Y así continuó, describiendo las procesiones, los actos de caridad de las Hermanas, las madres que rezan por sus hijos descarriados, los santos y los fieles sencillos con sus piadosas costumbres. Finalmente, termina esa larga y poética letanía:
“Es la puerta por la que entré en la Fe y la Puerta por la que saldré, si Dios quiere, por toda la eternidad” (5).
Su descripción es una letanía de amor por la Santa Iglesia. El tipo de afecto de Dan England era común antes del concilio Vaticano II. Sus palabras podían derretir corazones de piedra. Obviamente no era un catequista. Atraía a la gente a la Fe a través de una inspiración apasionada, pero natural, debido a su admiración y afecto desbordante por su Iglesia.
Dejaré que el lector decida qué efecto tiene el nuevo espíritu crítico del “cardenal Dopfner” (et al.) en las personas. Para mí, demuestra que la herejía del Progresismo ha pervertido la naturaleza misma de la Iglesia. Su mentalidad general no es el afecto sino el odio, y el objetivo final de su marcha a través de las aguas pantanosas del error es la destrucción de la perfecta e inmutable Santa Iglesia Católica (6).
Notas:
1) Volumen XI de la Colección Eli, Eli, Lamma Sabacthani? de Atila S. Guimaraes, Los Ángeles: TIA, 2009, pág. 202 Disponible aquí.

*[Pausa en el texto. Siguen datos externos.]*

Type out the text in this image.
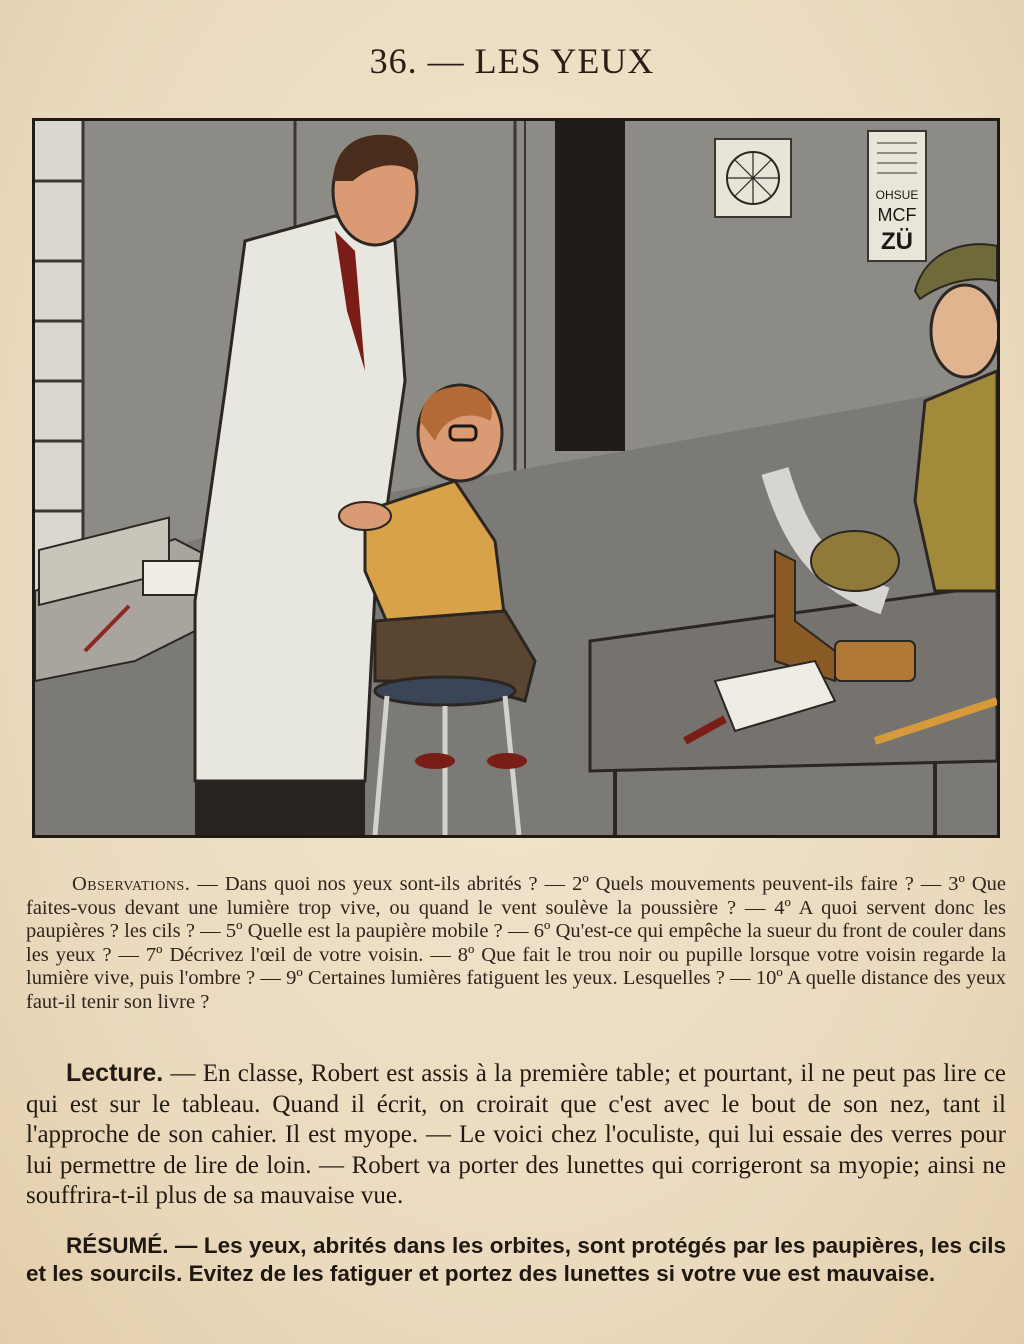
36. — LES YEUX
OHSUE
MCF
ZÜ
Observations. — Dans quoi nos yeux sont-ils abrités ? — 2º Quels mouvements peuvent-ils faire ? — 3º Que faites-vous devant une lumière trop vive, ou quand le vent soulève la poussière ? — 4º A quoi servent donc les paupières ? les cils ? — 5º Quelle est la paupière mobile ? — 6º Qu'est-ce qui empêche la sueur du front de couler dans les yeux ? — 7º Décrivez l'œil de votre voisin. — 8º Que fait le trou noir ou pupille lorsque votre voisin regarde la lumière vive, puis l'ombre ? — 9º Certaines lumières fatiguent les yeux. Lesquelles ? — 10º A quelle distance des yeux faut-il tenir son livre ?
Lecture. — En classe, Robert est assis à la première table; et pourtant, il ne peut pas lire ce qui est sur le tableau. Quand il écrit, on croirait que c'est avec le bout de son nez, tant il l'approche de son cahier. Il est myope. — Le voici chez l'oculiste, qui lui essaie des verres pour lui permettre de lire de loin. — Robert va porter des lunettes qui corrigeront sa myopie; ainsi ne souffrira-t-il plus de sa mauvaise vue.
RÉSUMÉ. — Les yeux, abrités dans les orbites, sont protégés par les paupières, les cils et les sourcils. Evitez de les fatiguer et portez des lunettes si votre vue est mauvaise.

3) The Catecheses, 3, 13-19, SC 50, 174-5.
4) Parente, Piolanti y Garofalo, Dictionary of Dogmatic Theology (Diccionario de teología dogmática), Milwaukee: The Bruce Pub. Co, págs. 48, 174, 49.
5) Myles Connolly, Dan England and the Noonday Devil (Dan England y el diablo del mediodía), Milwaukee: The Bruce Pub/Co, 1951.
6) Cf. Animus Delendi I (Deseo de destruir – I) y Animus Delendi – II, por Atila S. Guimaraes.